My head turns slowly toward him. He keeps his eyes on the grounds outside when he says the next part, but I know it is meant for me and me alone.
“I didn’t hear you gasping his name last night.”
The cruelty of it shocks me into silence for one beat, maybe two. Then something vicious rises up to meet it.
“So that’s your game?” I ask, my voice quieter now, which makes it far more dangerous. “You lure in women who are already fucked up enough to mistake damage for depth, you flash that Medusa tattoo like it means you understand something about being used? You pretend you know what it is to be somebody’s little object? Somebody’s currency. Somebody’s body before you even know what that means.”
He turns toward me so fast the movement is almost violent.
“You saw it?”
The question cuts straight through my anger, not because of the words themselves, but because of the way he says them. His voice is lower now. Rougher. There is no mocking in it. Just something raw and unexpectedly exposed.
“And you still think you’re the only one who...” He stops himself, jaw tightening so hard I can see the muscle move.
When he speaks again, his tone is sharper, but not emptier. “I don’t paint my body with lies. I paint it with reminders.”
That settles between us with a weight I can’t immediately throw back.
I should leave it there. I know I should.
Instead, I ask the question that has been scraping at me since Lacey held up that folded hundred-dollar bill in the yard.
“Is that why you paid her?”
He doesn’t answer.
“Lacey,” I snap.
Now he does look at me.
The expression on his face changes in a way that makes my chest tighten. Not guilt. Not embarrassment. Something closer to revulsion turned inward.
“I didn’t want to touch her,” he says quietly. “And I didn’t want her touching me.”
There is no performance in it now. No game. The words come out tired, far too immediate to be rehearsed.
That is when it finally lands.
Not all at once. More like a door slowly giving way.
I am not the only one in this car who understands what it means to have your body become the site of somebody else’s hunger, or control, or violence. I am not the only one who learned too early that being wanted and being harmed can get twisted together until you stop knowing which one you are reacting to.
The realization does not soften the anger. It just ruins the simplicity of it.
“Then why let me?” I hear myself say before I can reel the question back. “Why let me touch you?”
His laugh is tired. “Why did you let me? Why did you ignore Kadin and throw yourself into something you knew would hurt you?”
My mouth opens, shuts. Outside the fogged windshield, campus spins like nothing detonated last night: students skirting puddles, backpacks bobbing, everything painfully normal. Inside the car, the silence is a crater.

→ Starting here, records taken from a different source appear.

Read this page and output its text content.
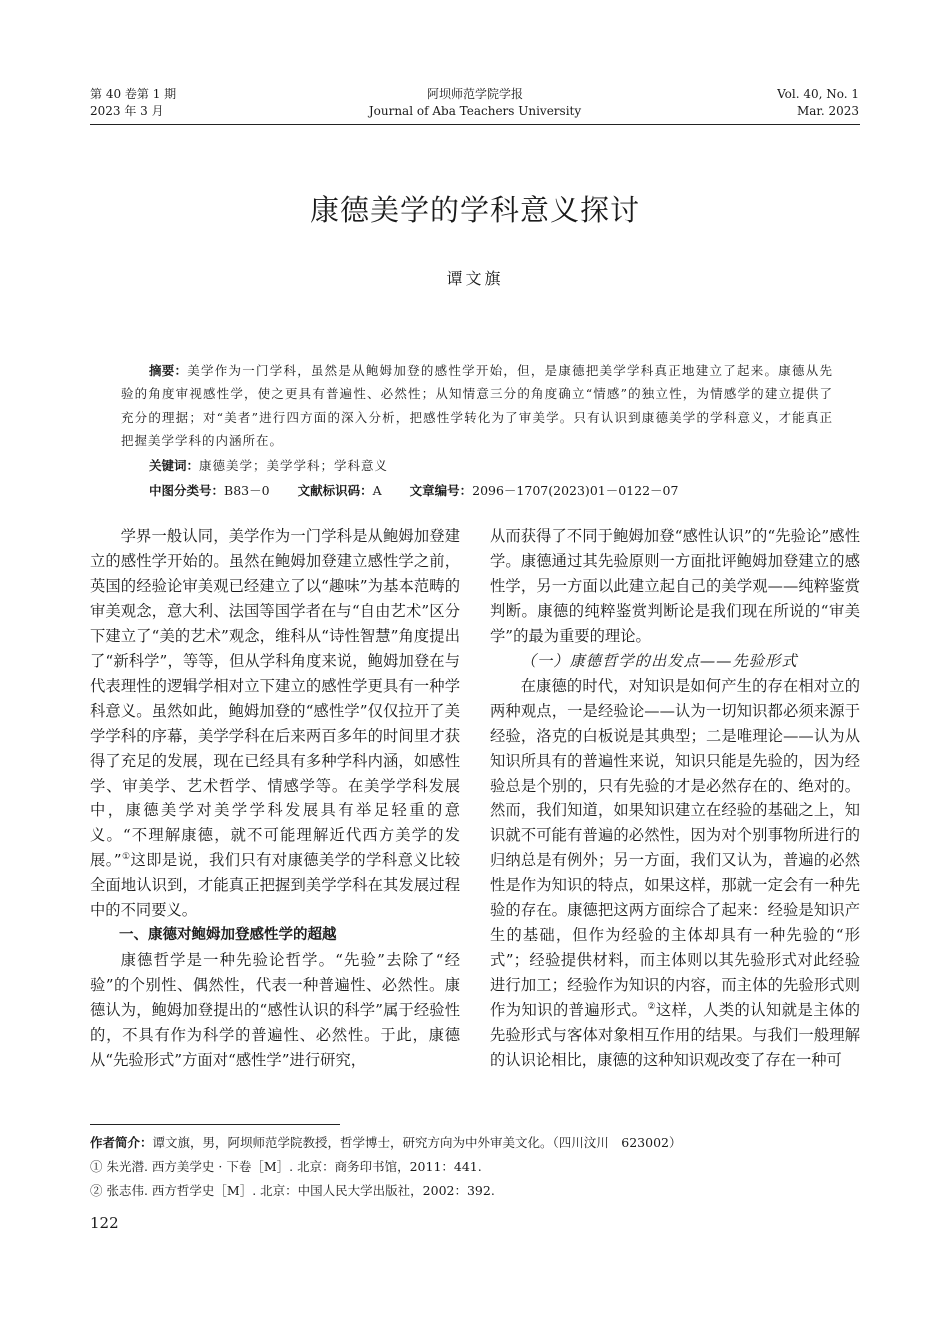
第 40 卷第 1 期
2023 年 3 月
阿坝师范学院学报
Journal of Aba Teachers University
Vol. 40, No. 1
Mar. 2023
康德美学的学科意义探讨
谭文旗
摘要：美学作为一门学科，虽然是从鲍姆加登的感性学开始，但，是康德把美学学科真正地建立了起来。康德从先验的角度审视感性学，使之更具有普遍性、必然性；从知情意三分的角度确立“情感”的独立性，为情感学的建立提供了充分的理据；对“美者”进行四方面的深入分析，把感性学转化为了审美学。只有认识到康德美学的学科意义，才能真正把握美学学科的内涵所在。
关键词：康德美学；美学学科；学科意义
中图分类号：B83－0 文献标识码：A 文章编号：2096－1707(2023)01－0122－07

学界一般认同，美学作为一门学科是从鲍姆加登建立的感性学开始的。虽然在鲍姆加登建立感性学之前，英国的经验论审美观已经建立了以“趣味”为基本范畴的审美观念，意大利、法国等国学者在与“自由艺术”区分下建立了“美的艺术”观念，维科从“诗性智慧”角度提出了“新科学”，等等，但从学科角度来说，鲍姆加登在与代表理性的逻辑学相对立下建立的感性学更具有一种学科意义。虽然如此，鲍姆加登的“感性学”仅仅拉开了美学学科的序幕，美学学科在后来两百多年的时间里才获得了充足的发展，现在已经具有多种学科内涵，如感性学、审美学、艺术哲学、情感学等。在美学学科发展中，康德美学对美学学科发展具有举足轻重的意义。“不理解康德，就不可能理解近代西方美学的发展。”①这即是说，我们只有对康德美学的学科意义比较全面地认识到，才能真正把握到美学学科在其发展过程中的不同要义。

一、康德对鲍姆加登感性学的超越

康德哲学是一种先验论哲学。“先验”去除了“经验”的个别性、偶然性，代表一种普遍性、必然性。康德认为，鲍姆加登提出的“感性认识的科学”属于经验性的，不具有作为科学的普遍性、必然性。于此，康德从“先验形式”方面对“感性学”进行研究，

从而获得了不同于鲍姆加登“感性认识”的“先验论”感性学。康德通过其先验原则一方面批评鲍姆加登建立的感性学，另一方面以此建立起自己的美学观——纯粹鉴赏判断。康德的纯粹鉴赏判断论是我们现在所说的“审美学”的最为重要的理论。

（一）康德哲学的出发点——先验形式

在康德的时代，对知识是如何产生的存在相对立的两种观点，一是经验论——认为一切知识都必须来源于经验，洛克的白板说是其典型；二是唯理论——认为从知识所具有的普遍性来说，知识只能是先验的，因为经验总是个别的，只有先验的才是必然存在的、绝对的。然而，我们知道，如果知识建立在经验的基础之上，知识就不可能有普遍的必然性，因为对个别事物所进行的归纳总是有例外；另一方面，我们又认为，普遍的必然性是作为知识的特点，如果这样，那就一定会有一种先验的存在。康德把这两方面综合了起来：经验是知识产生的基础，但作为经验的主体却具有一种先验的“形式”；经验提供材料，而主体则以其先验形式对此经验进行加工；经验作为知识的内容，而主体的先验形式则作为知识的普遍形式。②这样，人类的认知就是主体的先验形式与客体对象相互作用的结果。与我们一般理解的认识论相比，康德的这种知识观改变了存在一种可

作者简介：谭文旗，男，阿坝师范学院教授，哲学博士，研究方向为中外审美文化。（四川汶川　623002）
① 朱光潜. 西方美学史 · 下卷［M］. 北京：商务印书馆，2011：441.
② 张志伟. 西方哲学史［M］. 北京：中国人民大学出版社，2002：392.
122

“I let you touch me,” I whisper, the words falling apart on the way out, “because I needed you in that moment. I needed to know what it felt like to want touch.”
He says nothing. His knuckles rest on the gearshift, tendons taut. I stare at the dashboard. The scent of damp clothes and old coffee saturates the car. Every second drags.
“Letting you touch me was a mistake,” I say, my words flat. “You were there, and I was foolish.” I swallow once, twice. My pulse digs into my throat. “Drunk, your body will feed into anything. Just biology, right?” I snap, tossing his own phrase back at him like it burns my tongue.
Something flickers across his face. He doesn’t flinch this time, but his hand slides off the gearshift and settles on the console between us. His fingers flex, then reach for me across the small gap.